Pierre respondeu fraquejante, com a voz engasgada por sangue.


***


A sacerdotisa Miya começou a agir de forma estranha.


Para a Raposa de Nove Caudas, Mae, Miya sempre foi uma mestre curiosa. Era uma garota que orgulhosamente proclamava suas ambições e pisava com alegria sobre os outros.


Mas ultimamente, ela tinha ficado completamente silenciosa. Muito diferente de sua dona habitual.


Desde que a presidente do Conselho Estudantil, Alice Carroll, sussurrou ao pé do ouvido dela.

O coração de Miya de repente tornou-se mais sombrio do que nunca, e ela perdeu a sua habitual conversadeira, como se tivesse se transformado em outra pessoa.

Não conseguia entender o porquê. Desde o momento em que Alice começou a falar, o mana de Miya foi cortado, impossibilitando que ela mantivesse sua forma. Parecia que uma densa névoa negra tinha se instaurado, criando uma parede entre ela e sua dona.

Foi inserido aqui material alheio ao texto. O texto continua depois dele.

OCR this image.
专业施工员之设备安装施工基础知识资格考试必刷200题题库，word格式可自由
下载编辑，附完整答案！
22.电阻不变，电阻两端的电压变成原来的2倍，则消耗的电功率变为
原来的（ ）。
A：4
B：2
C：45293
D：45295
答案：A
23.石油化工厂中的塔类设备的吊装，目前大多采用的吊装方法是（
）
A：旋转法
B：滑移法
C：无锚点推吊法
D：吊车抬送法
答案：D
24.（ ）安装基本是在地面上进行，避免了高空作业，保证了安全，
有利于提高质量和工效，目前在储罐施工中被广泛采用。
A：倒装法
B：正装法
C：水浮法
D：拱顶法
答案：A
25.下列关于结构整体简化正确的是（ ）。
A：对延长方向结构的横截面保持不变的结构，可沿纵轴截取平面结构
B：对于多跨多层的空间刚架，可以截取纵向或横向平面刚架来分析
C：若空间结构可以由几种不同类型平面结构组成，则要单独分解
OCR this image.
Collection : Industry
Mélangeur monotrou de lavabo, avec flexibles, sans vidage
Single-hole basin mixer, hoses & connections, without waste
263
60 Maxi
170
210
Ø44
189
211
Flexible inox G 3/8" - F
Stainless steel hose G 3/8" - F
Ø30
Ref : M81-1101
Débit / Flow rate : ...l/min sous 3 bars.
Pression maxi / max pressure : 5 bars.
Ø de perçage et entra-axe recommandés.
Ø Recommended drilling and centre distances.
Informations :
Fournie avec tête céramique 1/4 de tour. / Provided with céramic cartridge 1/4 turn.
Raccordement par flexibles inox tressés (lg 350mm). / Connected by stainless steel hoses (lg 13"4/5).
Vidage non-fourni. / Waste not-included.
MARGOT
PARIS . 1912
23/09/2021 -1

E, após ser convocada novamente, Miya mudou assim. Quando perguntei o que tinha acontecido, ela simplesmente dispensou, dizendo: “Nada aconteceu.”

Miya ficou quieta na entrada do público, olhando para o estádio. Seus olhos vazios permaneciam iguais.

Havia poucos momentos nos últimos anos em que ela tinha ficado cabeçuda e animada.

Foi durante a corrida do Arco de Bolas, quando Pierre Flanche, seu colega de classe e seu sênior, Isaac, confrontaram-se.

Porém, após Pierre ser levado embora, ela não conseguiu esconder sua decepção.

“…”

Miya observou os participantes da corrida cruzando o estádio.

Sua atenção permaneceu em White. Miya franziu a testa com a expressão de quem se preocupa com a inquietação de White, pensando em Isaac.

“Idiotas.”

[Miya…?]

Era a voz preocupada da Raposa de Nove Caudas, Mae. O familiar estava embutido na forma de mana dentro da unha do dedo indicador de Miya.

Miya rapidamente se virou e saiu pela entrada do público.

“…Mae, armazene seu mana em todas as suas caudas.”

[Por quê?]

Ao atravessar o corredor, Miya pensou em Isaac, o garoto de cabelo prateado-azulado, fazendo-a estremecer.

“Tenho alguma coisa para resolver em breve.”